The diet is the same as Bill Clinton’s, actually. No meat, no fish, no chicken, no dairy, no oil of any kind, no exceptions. That’s it. “What do you do for protein? Why don’t you eat olive oil, isn’t it heart-healthy?” If you google Dr. Caldwell Esselstyn, a doctor at the Cleveland Clinic, you’ll see why Bill and I did it. Scientists have proven that this diet is a powerful tool and can repair the arteries and heart – blockages can actually disappear.

So, that’s it. A month later, my cholesterol was down 100 points. My blood pressure – oh yeah, that had been borderline – was way down, heart rate down. I sleep better, rarely get sick, no more heartburn, etc. I’m historically a skinny guy but middle age had hung a 30 pound gut on me which 4 months later was gone. My 36″ waist Levi’s which were too tight went down to a roomy 32″. I feel great.

All of this happened through major pantry and diet changes. And the best part was – I did it without exercising! No running! No stretching!

Ostfeld said “Nice work” but your LDL should be a little lower, and that only comes through exercise. This is why you hate doctors. I had to start working out.

I don’t really believe in exercise, laughing cruelly at runner friends with foot and knee problems, secure that I am a 1951 Human with some body damage but very, very low mileage. That, Louise and Ostfeld said, needs to change.

And so here we are, in the present. I found Club Fit, went through the doors a couple of times, looked around and thought – No, I don’t think I can do this. These are not my people. I’m pretty sure Norwegians and their descendants like me shouldn’t exercise. We are genetically calm, slow, stiff, and we try not to lift heavy things. Change my diet, yes. Start to treat my body like a temple, no.

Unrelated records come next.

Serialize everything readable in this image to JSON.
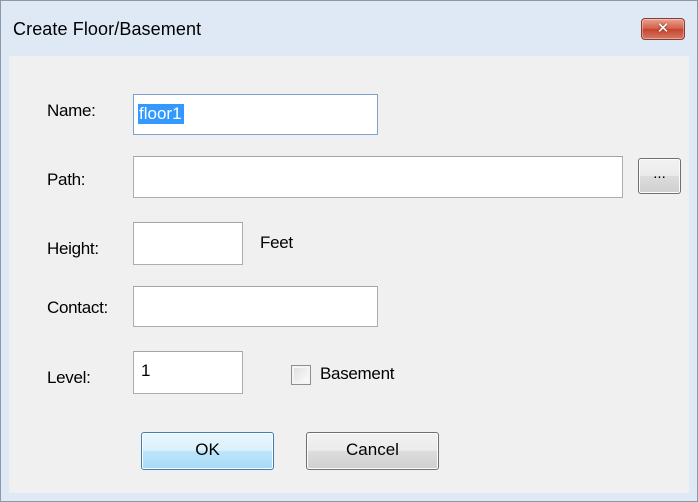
{
  "dialog": {
    "title": "Create Floor/Basement",
    "close_glyph": "✕"
  },
  "form": {
    "name_label": "Name:",
    "name_value": "floor1",
    "path_label": "Path:",
    "path_value": "",
    "browse_label": "...",
    "height_label": "Height:",
    "height_value": "",
    "height_unit": "Feet",
    "contact_label": "Contact:",
    "contact_value": "",
    "level_label": "Level:",
    "level_value": "1",
    "basement_label": "Basement",
    "basement_checked": false
  },
  "buttons": {
    "ok_label": "OK",
    "cancel_label": "Cancel"
  },
  "icons": {
    "close": "close-icon"
  },
  "colors": {
    "title_bar": "#dfe9f5",
    "close_button": "#c4432e",
    "selection": "#3399ff",
    "default_button_border": "#3c7fb1"
  }
}
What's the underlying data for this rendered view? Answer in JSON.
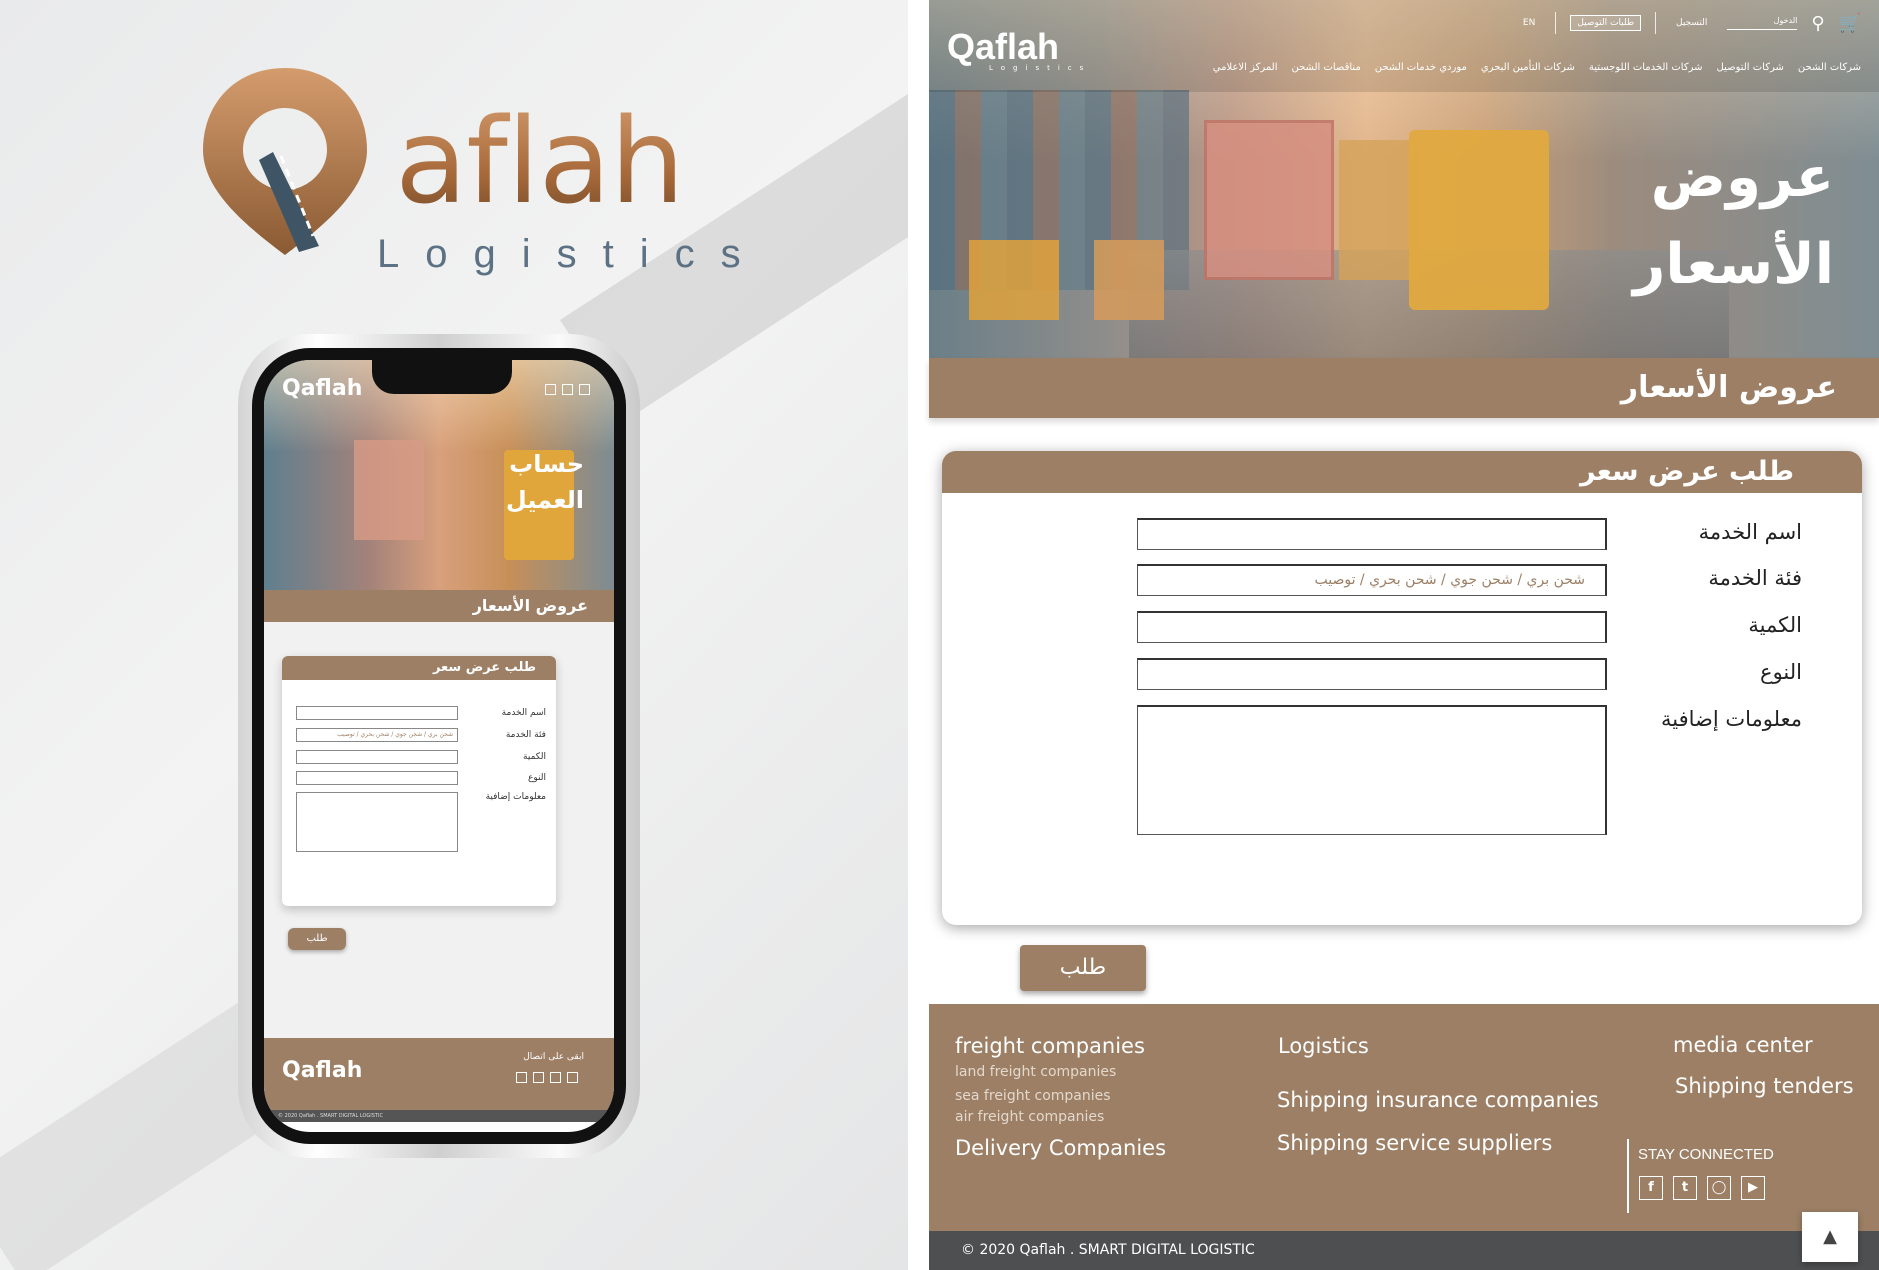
{
  "brand": {
    "logo_word": "aflah",
    "logo_letter": "Q",
    "logo_sub": "Logistics"
  },
  "phone": {
    "logo": "Qaflah",
    "hero_title_1": "حساب",
    "hero_title_2": "العميل",
    "band": "عروض الأسعار",
    "card_title": "طلب عرض سعر",
    "fields": [
      {
        "label": "اسم الخدمة",
        "placeholder": ""
      },
      {
        "label": "فئة الخدمة",
        "placeholder": "شحن بري / شحن جوي / شحن بحري / توصيب"
      },
      {
        "label": "الكمية",
        "placeholder": ""
      },
      {
        "label": "النوع",
        "placeholder": ""
      },
      {
        "label": "معلومات إضافية",
        "placeholder": ""
      }
    ],
    "submit": "طلب",
    "footer_logo": "Qaflah",
    "stay": "ابقى على اتصال",
    "copyright": "© 2020 Qaflah . SMART DIGITAL LOGISTIC"
  },
  "desktop": {
    "logo": "Qaflah",
    "logo_sub": "Logistics",
    "util": {
      "lang": "EN",
      "orders": "طلبات التوصيل",
      "register": "التسجيل",
      "login": "الدخول"
    },
    "nav": [
      "شركات الشحن",
      "شركات التوصيل",
      "شركات الخدمات اللوجستية",
      "شركات التأمين البحري",
      "موردي خدمات الشحن",
      "مناقصات الشحن",
      "المركز الاعلامي"
    ],
    "hero_title_1": "عروض",
    "hero_title_2": "الأسعار",
    "band": "عروض الأسعار",
    "card_title": "طلب عرض سعر",
    "fields": [
      {
        "label": "اسم الخدمة",
        "placeholder": ""
      },
      {
        "label": "فئة الخدمة",
        "placeholder": "شحن بري / شحن جوي / شحن بحري / توصيب"
      },
      {
        "label": "الكمية",
        "placeholder": ""
      },
      {
        "label": "النوع",
        "placeholder": ""
      },
      {
        "label": "معلومات إضافية",
        "placeholder": ""
      }
    ],
    "submit": "طلب",
    "footer": {
      "freight": "freight companies",
      "freight_sub": [
        "land freight companies",
        "sea freight companies",
        "air freight companies"
      ],
      "delivery": "Delivery Companies",
      "logistics": "Logistics",
      "insurance": "Shipping insurance companies",
      "suppliers": "Shipping service suppliers",
      "media": "media center",
      "tenders": "Shipping tenders",
      "stay": "STAY CONNECTED"
    },
    "copyright": "© 2020 Qaflah  . SMART DIGITAL LOGISTIC"
  },
  "colors": {
    "brand_brown": "#9c7f65",
    "dark_bar": "#4e4f50",
    "logo_copper": "#b77a4a",
    "logo_slate": "#5c7284"
  }
}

I mean yes. I have 3 great kids in their twenties who need my continuous oversight (although they have been pretending to ignore me for years). I’m still paying college bills and a mortgage, so the banks need me. Great friends and family – I guess I’m not done yet. Oh, and a business making and restoring violins that still makes me happy.

And although I’ve gone a good distance in the fight to repair my heart and arteries, I know there’s more to do. I get it. And I’m going to try to do it with those exercise fanatics at Club Fit.